The Microsoft-HRL team attacked that problem by first carefully studying the evolving stress-strain state of bending silicon, and then equally carefully tuning a bending process to minimize harmful tensile strains and instabilities. The group’s process begins with a thinned commercial CMOS sensor, which is placed in a specially constructed mold and undergoes gradual pneumatic pressure to reshape the sensor according to the contours of the curved mold. By keeping the process gradual and by allowing the edges of the silicon die to float freely rather than fixing them, the process allows tensile stresses to dissipate and leads to a smooth, curved sensor surface.

Camera test

The researchers found that the process allowed the creation of image sensors with more than twice the curvature allowed by previous bending methods—and with no degradation of imaging quality. Moreover, the availability of a curved imaging surface opens up the lens design space, according to the team, which designed a custom, fast (f/1.2) lens matched to one of its curved sensors, and then tricked out a prototype camera with the setup. The prototype camera was able to achieve “exceptional resolution of 3220 line-widths per picture height … and nearly 100 percent relative illumination across the field,” a performance superior to that of a high-end professional flat-sensor camera using a 50-mm f/1.2 lens.

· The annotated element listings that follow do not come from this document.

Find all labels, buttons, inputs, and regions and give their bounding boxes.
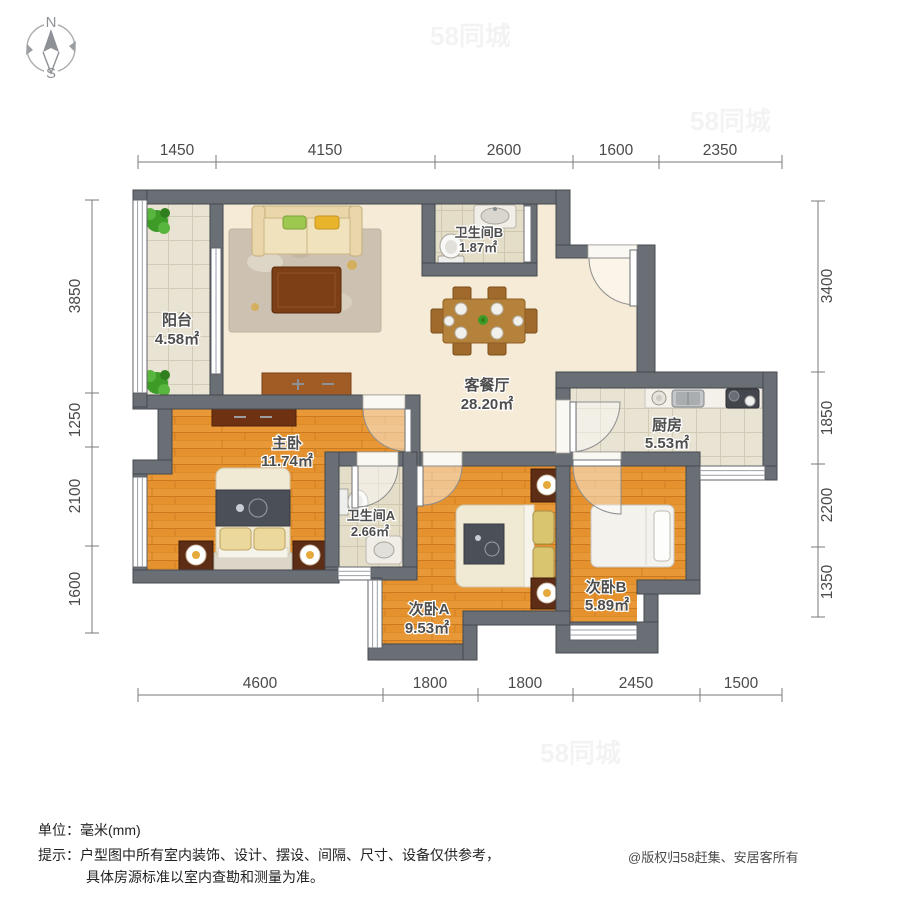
bed-master	[214, 468, 292, 570]
dimension-right: 3400 1850 2200 1350	[811, 201, 836, 617]
sofa	[252, 206, 362, 256]
dresser	[212, 409, 296, 426]
room-label-bathroom-a: 卫生间A	[347, 508, 396, 523]
dim-left-2: 1250	[67, 402, 84, 437]
room-area-kitchen: 5.53㎡	[645, 434, 689, 452]
master-window	[133, 477, 147, 567]
floor-plan: 58同城 58同城 58同城 58同城 N S	[0, 0, 900, 815]
dim-top-5: 2350	[703, 142, 738, 159]
balcony-floor	[147, 204, 210, 395]
room-area-master: 11.74㎡	[261, 452, 313, 470]
room-label-bathroom-b: 卫生间B	[455, 225, 503, 240]
dim-right-3: 2200	[819, 487, 836, 522]
compass-arrow-west	[26, 44, 33, 55]
nightstand	[293, 541, 327, 570]
room-label-bedroom-a: 次卧A	[409, 600, 450, 618]
dim-left-3: 2100	[67, 478, 84, 513]
room-area-bathroom-a: 2.66㎡	[351, 524, 389, 539]
dim-top-4: 1600	[599, 142, 634, 159]
dim-bottom-2: 1800	[413, 675, 448, 692]
room-label-kitchen: 厨房	[652, 416, 682, 434]
unit-note: 单位：毫米(mm)	[38, 820, 141, 840]
dim-top-2: 4150	[308, 142, 343, 159]
tip-line-1: 提示：户型图中所有室内装饰、设计、摆设、间隔、尺寸、设备仅供参考，	[38, 845, 500, 865]
compass-needle-north	[43, 29, 59, 52]
balcony-window	[133, 200, 147, 393]
room-label-bedroom-b: 次卧B	[586, 578, 627, 596]
dim-top-3: 2600	[487, 142, 522, 159]
room-label-master: 主卧	[272, 434, 302, 452]
copyright-notice: @版权归58赶集、安居客所有	[628, 847, 799, 866]
room-area-bedroom-a: 9.53㎡	[405, 619, 449, 637]
dim-right-1: 3400	[819, 268, 836, 303]
dimension-left: 3850 1250 2100 1600	[67, 200, 99, 633]
compass: N S	[26, 14, 76, 82]
coffee-table	[272, 267, 341, 313]
bathroom-a-window	[338, 567, 371, 580]
dim-bottom-3: 1800	[508, 675, 543, 692]
compass-south-label: S	[46, 65, 56, 82]
room-label-living: 客餐厅	[463, 376, 509, 394]
tv-cabinet	[262, 373, 351, 396]
kitchen-counter	[645, 388, 762, 408]
balcony-glass-door	[211, 248, 221, 374]
bed-b	[591, 505, 674, 567]
room-area-living: 28.20㎡	[461, 395, 514, 413]
tip-line-2: 具体房源标准以室内查勘和测量为准。	[86, 867, 324, 887]
dim-left-4: 1600	[67, 571, 84, 606]
bathroom-b-door	[524, 206, 531, 262]
room-area-bathroom-b: 1.87㎡	[459, 240, 497, 255]
dimension-top: 1450 4150 2600 1600 2350	[138, 142, 782, 169]
bedroom-a-window	[368, 580, 382, 648]
dimension-bottom: 4600 1800 1800 2450 1500	[138, 675, 782, 702]
watermark-text: 58同城	[430, 21, 511, 51]
dim-left-1: 3850	[67, 278, 84, 313]
room-label-balcony: 阳台	[162, 311, 192, 329]
dim-bottom-1: 4600	[243, 675, 278, 692]
nightstand	[179, 541, 213, 570]
watermark-text: 58同城	[540, 738, 621, 768]
pillow-green	[283, 216, 306, 229]
room-area-balcony: 4.58㎡	[155, 330, 199, 348]
dim-right-2: 1850	[819, 400, 836, 435]
room-area-bedroom-b: 5.89㎡	[585, 596, 629, 614]
compass-north-label: N	[46, 14, 57, 31]
watermark-text: 58同城	[690, 106, 771, 136]
pillow-yellow	[315, 216, 339, 229]
dim-right-4: 1350	[819, 564, 836, 599]
bathroom-a-sink	[366, 536, 402, 564]
compass-arrow-east	[69, 41, 76, 52]
dim-bottom-4: 2450	[619, 675, 654, 692]
kitchen-window	[700, 466, 765, 480]
bedroom-b-window	[570, 625, 637, 640]
dim-top-1: 1450	[160, 142, 195, 159]
dim-bottom-5: 1500	[724, 675, 759, 692]
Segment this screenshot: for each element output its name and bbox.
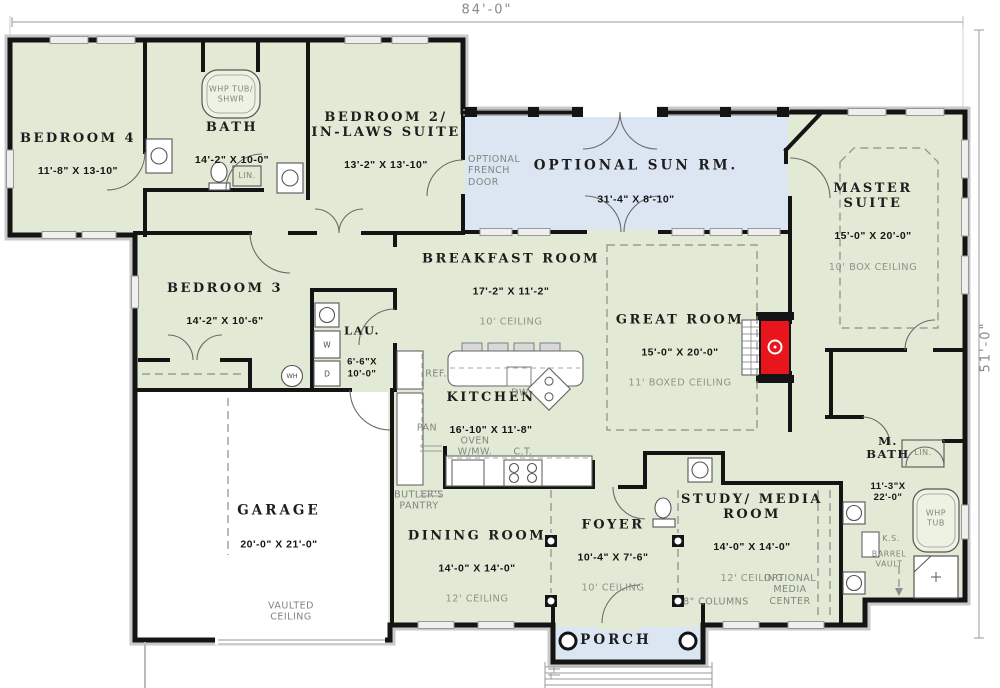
knee-space [862,532,879,557]
fireplace [742,312,794,383]
porch-column [560,633,576,649]
oven [452,460,484,486]
whirlpool-tub-shower [202,70,260,118]
pantry-cabinet [397,393,423,485]
floor-plan-graphics [0,0,1000,688]
refrigerator [397,351,423,389]
overall-depth-dimension: 51'-0" [979,321,994,372]
washer [314,331,340,358]
range [504,460,542,486]
sink [282,170,298,186]
sink [151,148,167,164]
toilet [211,162,227,182]
dishwasher [507,367,531,386]
whirlpool-tub [913,489,959,552]
porch-column [680,633,696,649]
garage-area [137,392,388,638]
water-heater [282,366,303,387]
floor-plan-page: 84'-0" 51'-0" BEDROOM 4 11'-8" X 13-10" … [0,0,1000,688]
overall-width-dimension: 84'-0" [461,3,512,18]
dryer [314,361,340,386]
sunroom-area [465,114,788,230]
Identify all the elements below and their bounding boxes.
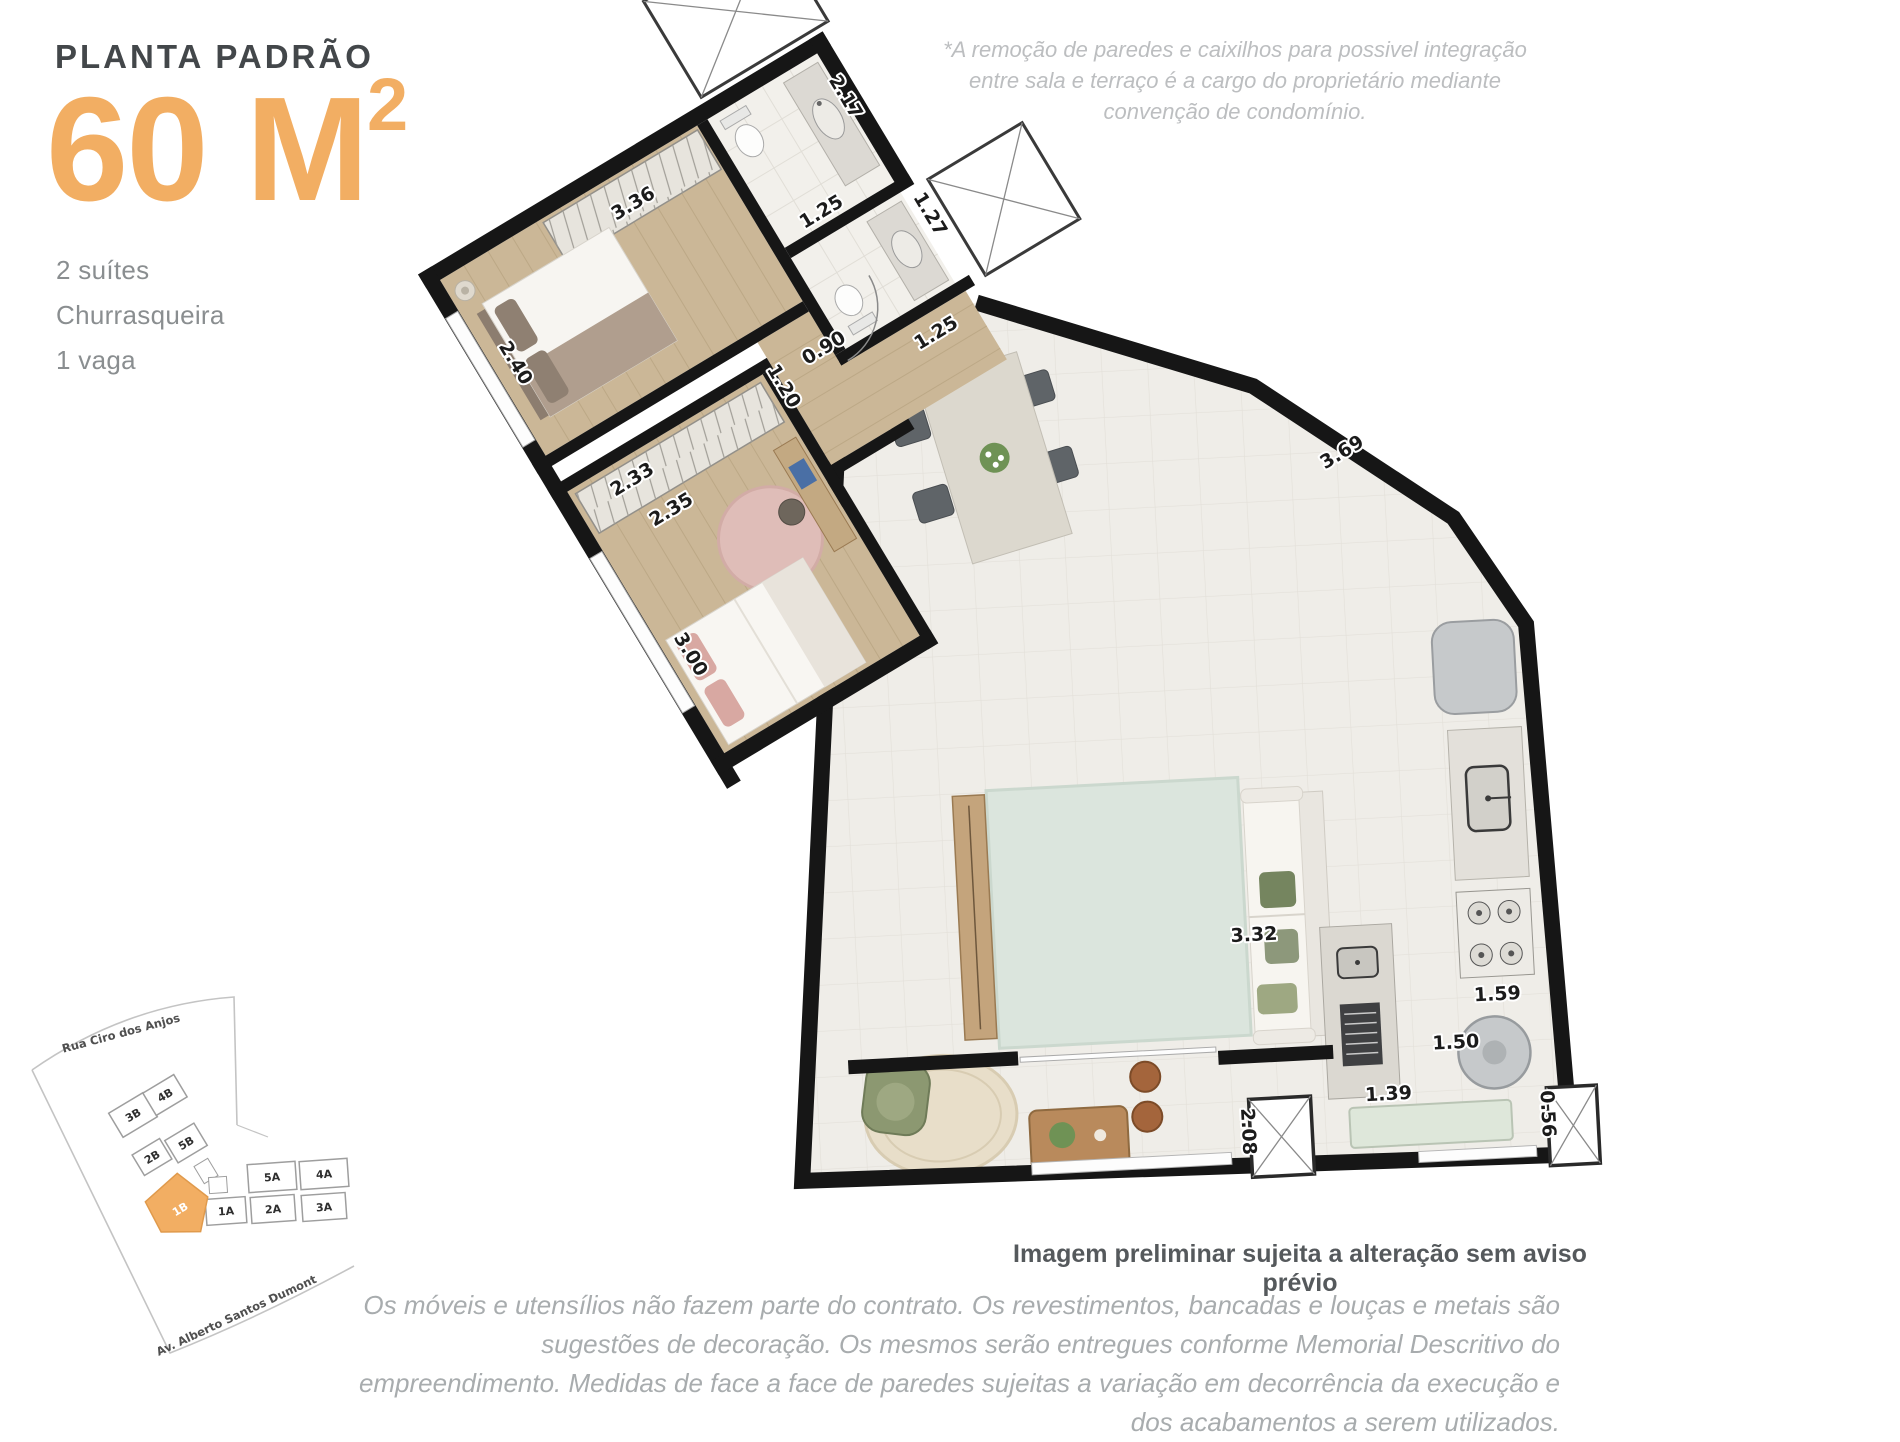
sofa-pillow <box>1259 871 1297 909</box>
shaft-box <box>928 123 1080 276</box>
measurement-label: 1.50 <box>1432 1030 1480 1054</box>
churrasqueira <box>1320 924 1401 1100</box>
terrace-stool <box>1132 1101 1164 1133</box>
building-a-block: 5A 4A 1A 2A 3A <box>205 1158 349 1225</box>
street-label: Av. Alberto Santos Dumont <box>154 1272 319 1359</box>
unit-cell-2a: 2A <box>265 1202 283 1216</box>
building-b-block: 3B 4B 2B 5B <box>109 1075 218 1184</box>
street-label: Rua Ciro dos Anjos <box>60 1011 181 1056</box>
sofa <box>1240 785 1335 1045</box>
sofa-throw <box>1257 983 1299 1015</box>
living-rug <box>986 777 1251 1048</box>
terrace-bench <box>1349 1100 1513 1148</box>
terrace-stool <box>1129 1061 1161 1093</box>
measurement-label: 2.08 <box>1236 1107 1260 1155</box>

The researchers believe that the combination of a curved imaging plane and the clever, compact new lens designs enabled by it could open up applications in handheld devices, head-mounted displays, surveillance imaging and more. And the use of commercial silicon sensors as the raw material suggests the ability to scale up the process of creating curved sensors in the context of existing CMOS manufacturing. “We showed that you can take an off-the-shelf sensor, curve it and dramatically improve the performance of the optical system,” the paper’s lead author, Brian Guenter, said in a press release. “This can be done with relatively low costs and effectively no downside.”